U.S. homebuilding fell to a nine-month low in June and permits for construction declined for the third month in a row, dealing a huge blow to the housing market.
This huge drop in housing starts and permits, reported by the Commerce Department on Wednesday, suggested homebuilding could be caused by more expensive lumber, as well as land and labor shortages.
There’s pressure on both sides of the market, from increasingly expensive inputs on the supply side, to higher prices on the demand side, and the result is that neither builders nor buyers can keep up.
According to Reuters, housing starts fell 12.3% to a seasonally adjusted annual rate of 1.173 Million units last month, the lowest since September 2017.

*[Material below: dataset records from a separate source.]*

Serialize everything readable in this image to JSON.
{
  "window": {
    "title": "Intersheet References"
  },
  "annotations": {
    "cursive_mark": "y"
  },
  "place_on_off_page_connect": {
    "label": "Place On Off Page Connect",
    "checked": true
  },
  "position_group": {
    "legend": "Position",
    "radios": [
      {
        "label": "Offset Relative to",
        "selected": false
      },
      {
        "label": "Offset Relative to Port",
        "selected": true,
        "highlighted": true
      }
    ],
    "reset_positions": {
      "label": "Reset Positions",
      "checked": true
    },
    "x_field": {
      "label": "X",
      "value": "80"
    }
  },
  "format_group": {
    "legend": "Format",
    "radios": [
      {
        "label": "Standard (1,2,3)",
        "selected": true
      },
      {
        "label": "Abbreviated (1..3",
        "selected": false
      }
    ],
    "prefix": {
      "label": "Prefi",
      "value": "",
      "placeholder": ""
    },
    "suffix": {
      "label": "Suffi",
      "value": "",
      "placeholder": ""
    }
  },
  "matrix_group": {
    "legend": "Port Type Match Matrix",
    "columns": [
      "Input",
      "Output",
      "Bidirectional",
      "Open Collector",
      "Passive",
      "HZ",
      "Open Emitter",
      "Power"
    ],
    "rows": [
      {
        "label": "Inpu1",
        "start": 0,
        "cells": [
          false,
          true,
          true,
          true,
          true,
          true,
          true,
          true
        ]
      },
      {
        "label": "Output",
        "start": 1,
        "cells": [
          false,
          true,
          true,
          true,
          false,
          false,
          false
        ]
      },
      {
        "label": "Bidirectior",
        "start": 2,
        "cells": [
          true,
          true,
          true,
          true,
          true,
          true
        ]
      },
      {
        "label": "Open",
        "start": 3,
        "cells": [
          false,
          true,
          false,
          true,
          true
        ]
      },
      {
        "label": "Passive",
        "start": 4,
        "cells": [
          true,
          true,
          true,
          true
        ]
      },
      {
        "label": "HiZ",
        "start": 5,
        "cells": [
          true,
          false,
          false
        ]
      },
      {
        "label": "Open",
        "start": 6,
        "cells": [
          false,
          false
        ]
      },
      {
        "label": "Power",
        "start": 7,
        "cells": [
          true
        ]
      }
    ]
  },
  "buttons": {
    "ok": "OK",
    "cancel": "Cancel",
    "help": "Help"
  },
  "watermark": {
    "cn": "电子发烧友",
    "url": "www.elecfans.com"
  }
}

Data for May show starts rising at 1.337 Million-unit rate instead of the forecasted 1.350 Million-unit rate. Starts fell in all four regions last month. Building permits tumbled 2.2% to rate of 1.273 Million units, the lowest level since September 2017. Single-family homebuilding, the largest share of the housing market, declined 9.1% to a rate of 858,000 units in June. Single-family homebuilding has lost its momentum since reaching 948,000 units last November, which was the strongest in more than 10 years. Starts for multi-family homes increased by 19.8% in June to a pace of 315,000 units.
The Trump administration in April 2017 imposed anti-subsidy duties on imports of lumber, which have increased the price of new single-family home. Mortgage rates have also risen even though they are still low by standards. The housing market is slowing overall economic growth, which accelerated in the second quarter after hitting a soft patch at the beginning of the year.